第5話 魔の山

 単身、車で旅行に出かけた。


 うねうねと続く山道にうんざりして、ショートカットをしたのがまずかった。いつの間にかナビにも表示されない道に迷い込んだ時には、既に暗くなり始めていた。


 どこを走っているのかも分からない状況だ。燃料も残り少ないので、仕方なく車中泊することに決めた。

 道の脇に車を停め、外に出て小便をした後、シートを倒して横になる。スマホには電波が届いておらず、おまけに電池残量も少ないときた。ため息をついて目を閉じる。

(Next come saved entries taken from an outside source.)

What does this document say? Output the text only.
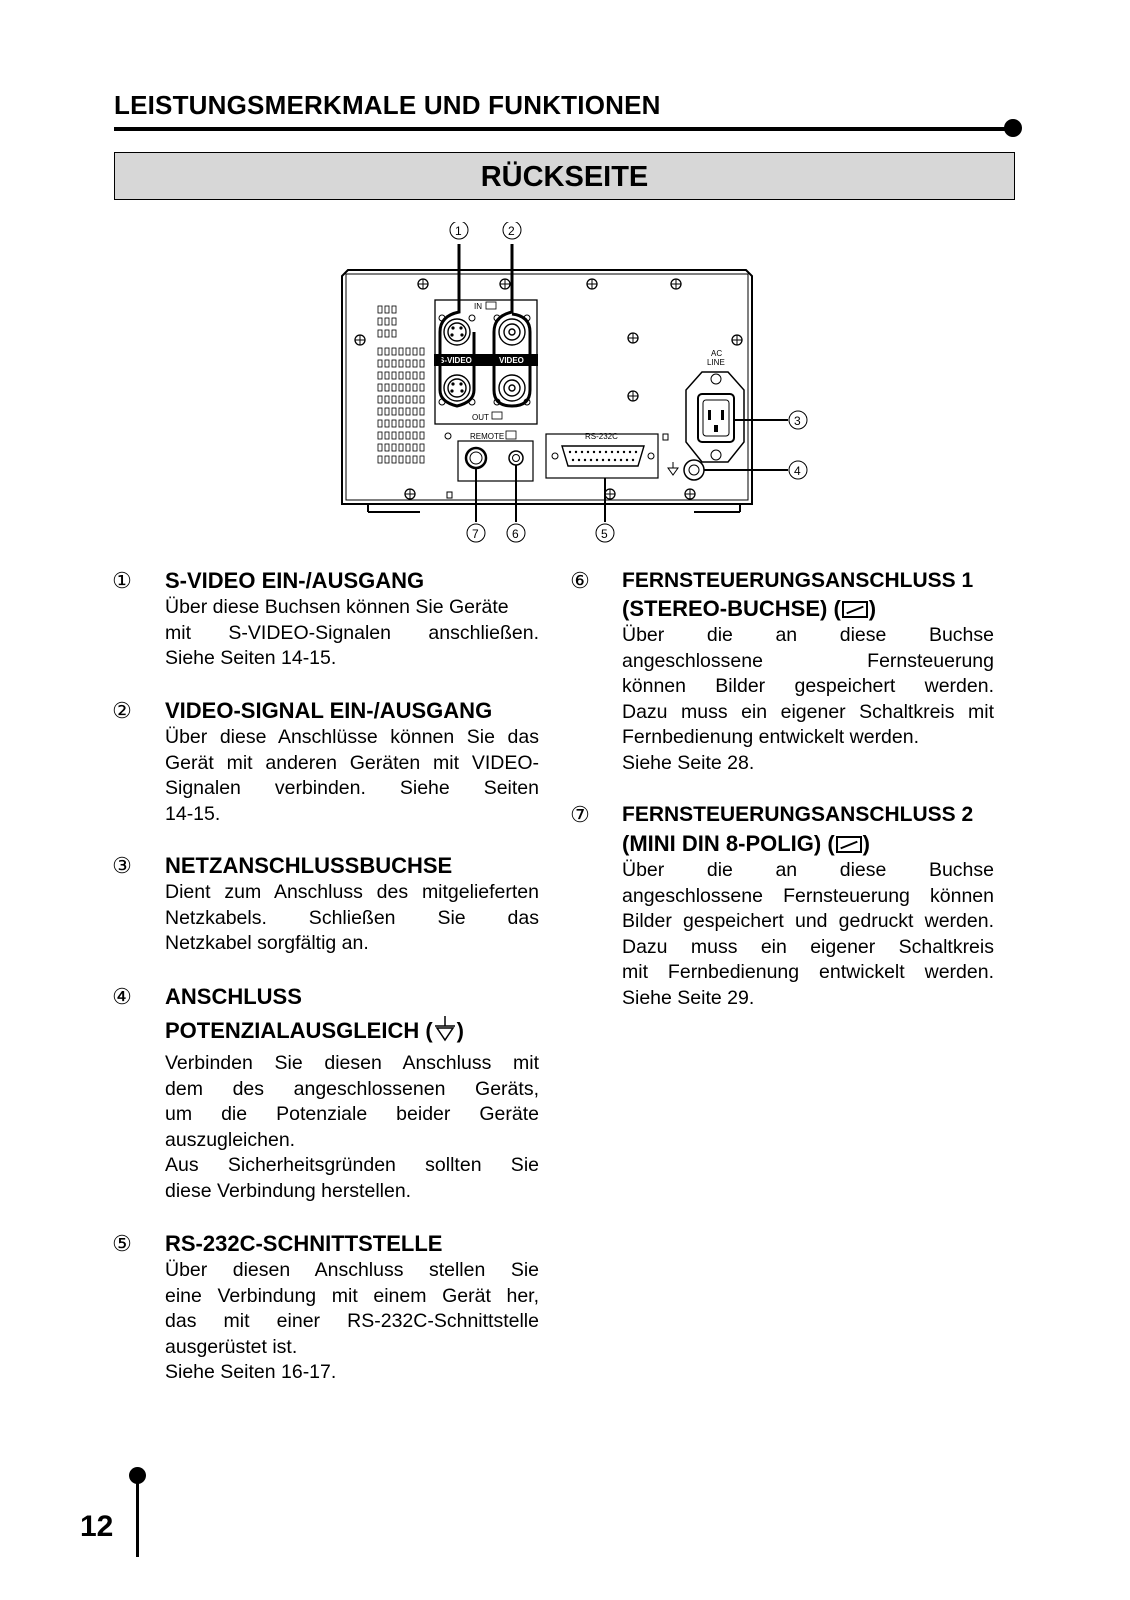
LEISTUNGSMERKMALE UND FUNKTIONEN
RÜCKSEITE
IN
OUT
S-VIDEO	VIDEO
1	2
REMOTE
7	6
RS-232C
5
AC
LINE
3
4
① S-VIDEO EIN-/AUSGANG
Über diese Buchsen können Sie Geräte
mit S-VIDEO-Signalen anschließen.
Siehe Seiten 14-15.
② VIDEO-SIGNAL EIN-/AUSGANG
Über diese Anschlüsse können Sie das
Gerät mit anderen Geräten mit VIDEO-
Signalen verbinden. Siehe Seiten
14-15.
③ NETZANSCHLUSSBUCHSE
Dient zum Anschluss des mitgelieferten
Netzkabels. Schließen Sie das
Netzkabel sorgfältig an.
④ ANSCHLUSS
POTENZIALAUSGLEICH ( )
Verbinden Sie diesen Anschluss mit
dem des angeschlossenen Geräts,
um die Potenziale beider Geräte
auszugleichen.
Aus Sicherheitsgründen sollten Sie
diese Verbindung herstellen.
⑤ RS-232C-SCHNITTSTELLE
Über diesen Anschluss stellen Sie
eine Verbindung mit einem Gerät her,
das mit einer RS-232C-Schnittstelle
ausgerüstet ist.
Siehe Seiten 16-17.
⑥ FERNSTEUERUNGSANSCHLUSS 1
(STEREO-BUCHSE) ( )
Über die an diese Buchse
angeschlossene Fernsteuerung
können Bilder gespeichert werden.
Dazu muss ein eigener Schaltkreis mit
Fernbedienung entwickelt werden.
Siehe Seite 28.
⑦ FERNSTEUERUNGSANSCHLUSS 2
(MINI DIN 8-POLIG) ( )
Über die an diese Buchse
angeschlossene Fernsteuerung können
Bilder gespeichert und gedruckt werden.
Dazu muss ein eigener Schaltkreis
mit Fernbedienung entwickelt werden.
Siehe Seite 29.
12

 何時間かは眠っただろう。ふいに車の外で、妙な気配を感じて目が覚めた。何かが近くを歩いている。


”ザッ、ザッ、ザッ……”


 獣か何かか? 熊だと厄介だな。そんなことを思いながら、そっと窓に視線を移す。すると窓ガラスの向こうに、黒い影がいくつも蠢いているではないか。姿はよく見えないが、人らしいことは何となく分かる。


 奇妙なことに奴らは、車の周囲を踊りながら回っていた。やけに調子よく手足を振りかざしている。気味が悪くて仕方なかったが、俺はそいつらに起きていることがばれたらまずいような気がして必死で眠ったふりを続けた。

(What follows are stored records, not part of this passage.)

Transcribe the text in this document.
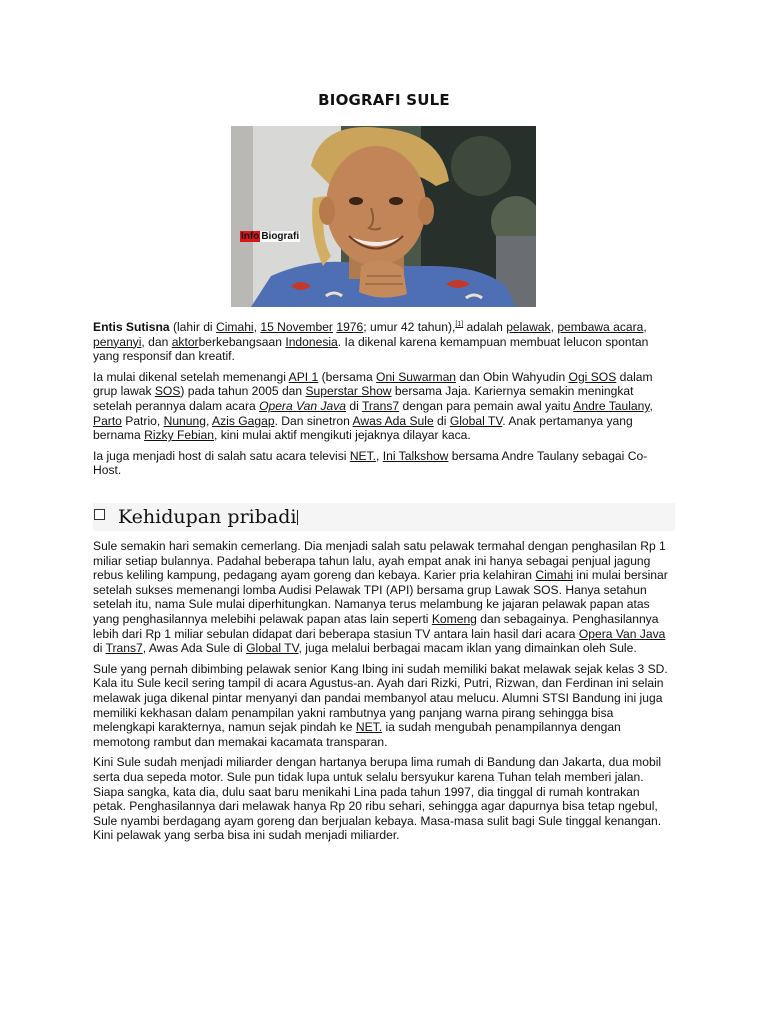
BIOGRAFI SULE
Info Biografi

Entis Sutisna (lahir di Cimahi, 15 November 1976; umur 42 tahun),[1] adalah pelawak, pembawa acara, penyanyi, dan aktorberkebangsaan Indonesia. Ia dikenal karena kemampuan membuat lelucon spontan yang responsif dan kreatif.

Ia mulai dikenal setelah memenangi API 1 (bersama Oni Suwarman dan Obin Wahyudin Ogi SOS dalam grup lawak SOS) pada tahun 2005 dan Superstar Show bersama Jaja. Kariernya semakin meningkat setelah perannya dalam acara Opera Van Java di Trans7 dengan para pemain awal yaitu Andre Taulany, Parto Patrio, Nunung, Azis Gagap. Dan sinetron Awas Ada Sule di Global TV. Anak pertamanya yang bernama Rizky Febian, kini mulai aktif mengikuti jejaknya dilayar kaca.

Ia juga menjadi host di salah satu acara televisi NET., Ini Talkshow bersama Andre Taulany sebagai Co-Host.

Kehidupan pribadi

Sule semakin hari semakin cemerlang. Dia menjadi salah satu pelawak termahal dengan penghasilan Rp 1 miliar setiap bulannya. Padahal beberapa tahun lalu, ayah empat anak ini hanya sebagai penjual jagung rebus keliling kampung, pedagang ayam goreng dan kebaya. Karier pria kelahiran Cimahi ini mulai bersinar setelah sukses memenangi lomba Audisi Pelawak TPI (API) bersama grup Lawak SOS. Hanya setahun setelah itu, nama Sule mulai diperhitungkan. Namanya terus melambung ke jajaran pelawak papan atas yang penghasilannya melebihi pelawak papan atas lain seperti Komeng dan sebagainya. Penghasilannya lebih dari Rp 1 miliar sebulan didapat dari beberapa stasiun TV antara lain hasil dari acara Opera Van Java di Trans7, Awas Ada Sule di Global TV, juga melalui berbagai macam iklan yang dimainkan oleh Sule.

Sule yang pernah dibimbing pelawak senior Kang Ibing ini sudah memiliki bakat melawak sejak kelas 3 SD. Kala itu Sule kecil sering tampil di acara Agustus-an. Ayah dari Rizki, Putri, Rizwan, dan Ferdinan ini selain melawak juga dikenal pintar menyanyi dan pandai membanyol atau melucu. Alumni STSI Bandung ini juga memiliki kekhasan dalam penampilan yakni rambutnya yang panjang warna pirang sehingga bisa melengkapi karakternya, namun sejak pindah ke NET. ia sudah mengubah penampilannya dengan memotong rambut dan memakai kacamata transparan.

Kini Sule sudah menjadi miliarder dengan hartanya berupa lima rumah di Bandung dan Jakarta, dua mobil serta dua sepeda motor. Sule pun tidak lupa untuk selalu bersyukur karena Tuhan telah memberi jalan. Siapa sangka, kata dia, dulu saat baru menikahi Lina pada tahun 1997, dia tinggal di rumah kontrakan petak. Penghasilannya dari melawak hanya Rp 20 ribu sehari, sehingga agar dapurnya bisa tetap ngebul, Sule nyambi berdagang ayam goreng dan berjualan kebaya. Masa-masa sulit bagi Sule tinggal kenangan. Kini pelawak yang serba bisa ini sudah menjadi miliarder.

 一度薄目を開けて様子を窺った時、窓にへばり付いてじっと車の中を覗き込んで居る奴がいた。


 俺は目をぎゅっと閉じたまま心の中で念仏を唱え始めた。信心などからきし無いくせに、こういう時だけは神にも仏にも縋りたくなるのは滑稽だが、とにかく必死だった。


§


 奴らがいなくなったのは、夜が白み始めてからだった。そっと薄目を開けて外に誰も居ないことを確かめ、俺は急いでエンジンを掛けた。そして車をUターンさせて元来た道を目指しひたすらに走った。

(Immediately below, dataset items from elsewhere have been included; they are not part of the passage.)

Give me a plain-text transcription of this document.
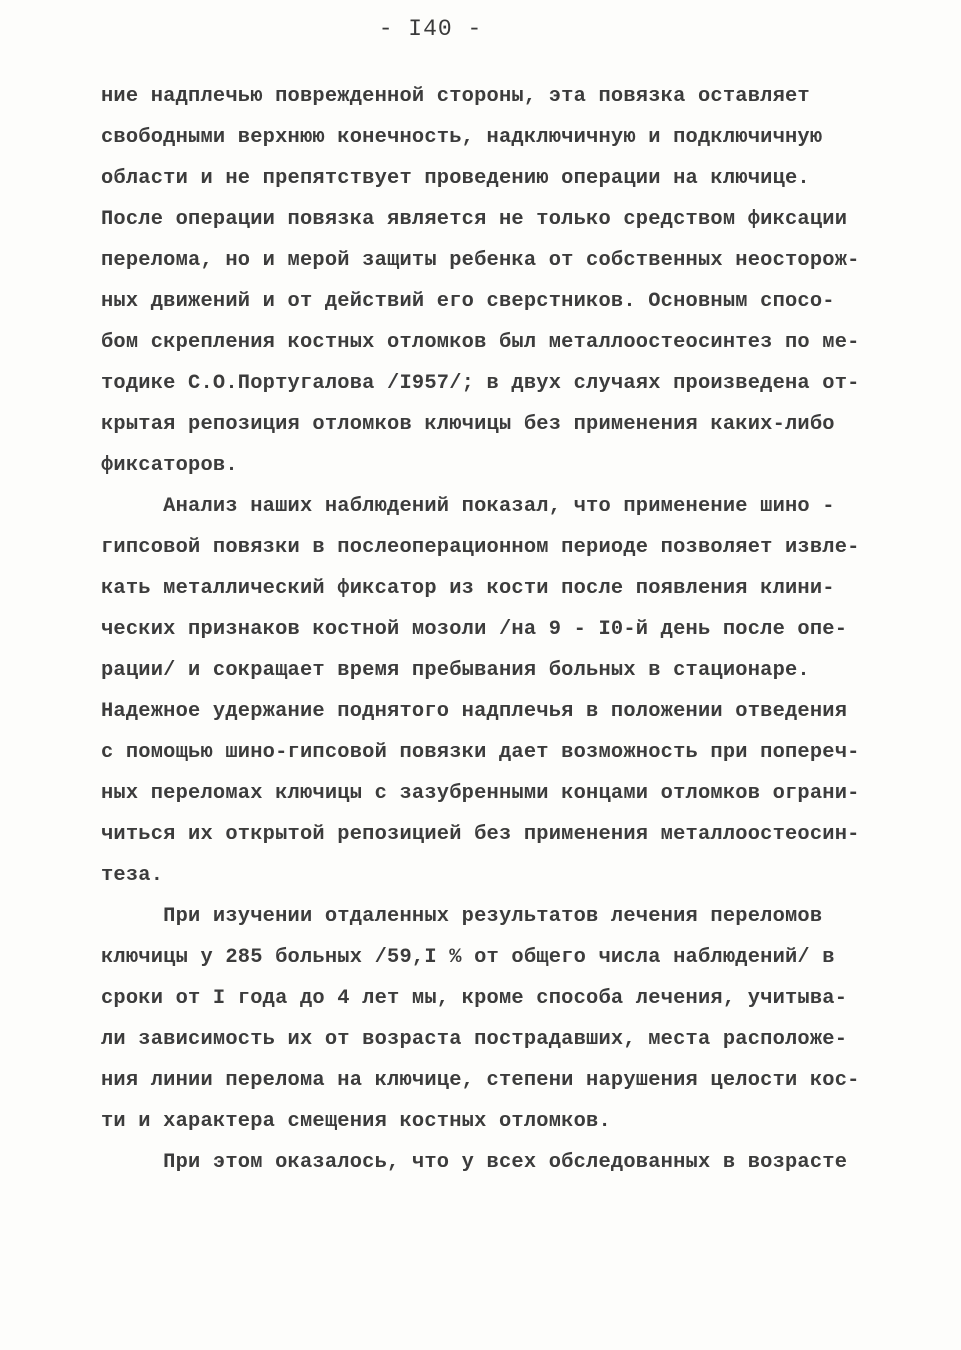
- I40 -
ние надплечью поврежденной стороны, эта повязка оставляет
свободными верхнюю конечность, надключичную и подключичную
области и не препятствует проведению операции на ключице.
После операции повязка является не только средством фиксации
перелома, но и мерой защиты ребенка от собственных неосторож-
ных движений и от действий его сверстников. Основным спосо-
бом скрепления костных отломков был металлоостеосинтез по ме-
тодике С.О.Португалова /I957/; в двух случаях произведена от-
крытая репозиция отломков ключицы без применения каких-либо
фиксаторов.
Анализ наших наблюдений показал, что применение шино -
гипсовой повязки в послеоперационном периоде позволяет извле-
кать металлический фиксатор из кости после появления клини-
ческих признаков костной мозоли /на 9 - I0-й день после опе-
рации/ и сокращает время пребывания больных в стационаре.
Надежное удержание поднятого надплечья в положении отведения
с помощью шино-гипсовой повязки дает возможность при попереч-
ных переломах ключицы с зазубренными концами отломков ограни-
читься их открытой репозицией без применения металлоостеосин-
теза.
При изучении отдаленных результатов лечения переломов
ключицы у 285 больных /59,I % от общего числа наблюдений/ в
сроки от I года до 4 лет мы, кроме способа лечения, учитыва-
ли зависимость их от возраста пострадавших, места расположе-
ния линии перелома на ключице, степени нарушения целости кос-
ти и характера смещения костных отломков.
При этом оказалось, что у всех обследованных в возрасте
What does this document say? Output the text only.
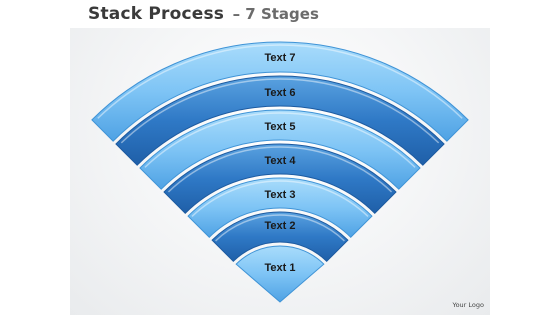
Stack Process – 7 Stages
Text 1
Text 2
Text 3
Text 4
Text 5
Text 6
Text 7
Your Logo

 しかしいつまで経っても元の山道には戻れない。俺はナビにも表示されない場所をひたすら走っていた。


(これはおかしい……)


 ガソリンの残量もいよいよ底をつきかけた頃、ようやくスタンドを見つけ、すぐに車を乗り入れる。


 燃料を入れて貰い、窓拭きをしてくれるスタンドの兄ちゃんに地図を見せながら道を尋ねた。


「それなら、このまま道なりに進めばいいですよ」


「そうですか、ありがとう」


 これで助かった。ほっとして座席に戻る前に、彼の靴が泥で酷く汚れていることに気が付いた。山の中にでも入ったのだろうか。訝る私に、青年は目を奇妙に光らせて言った。


「ただねおじさん、あんたもう呪われてるからね、この山からは出られないよ」


 そう話す彼の顔から、皮膚と肉がこそげ落ちていった。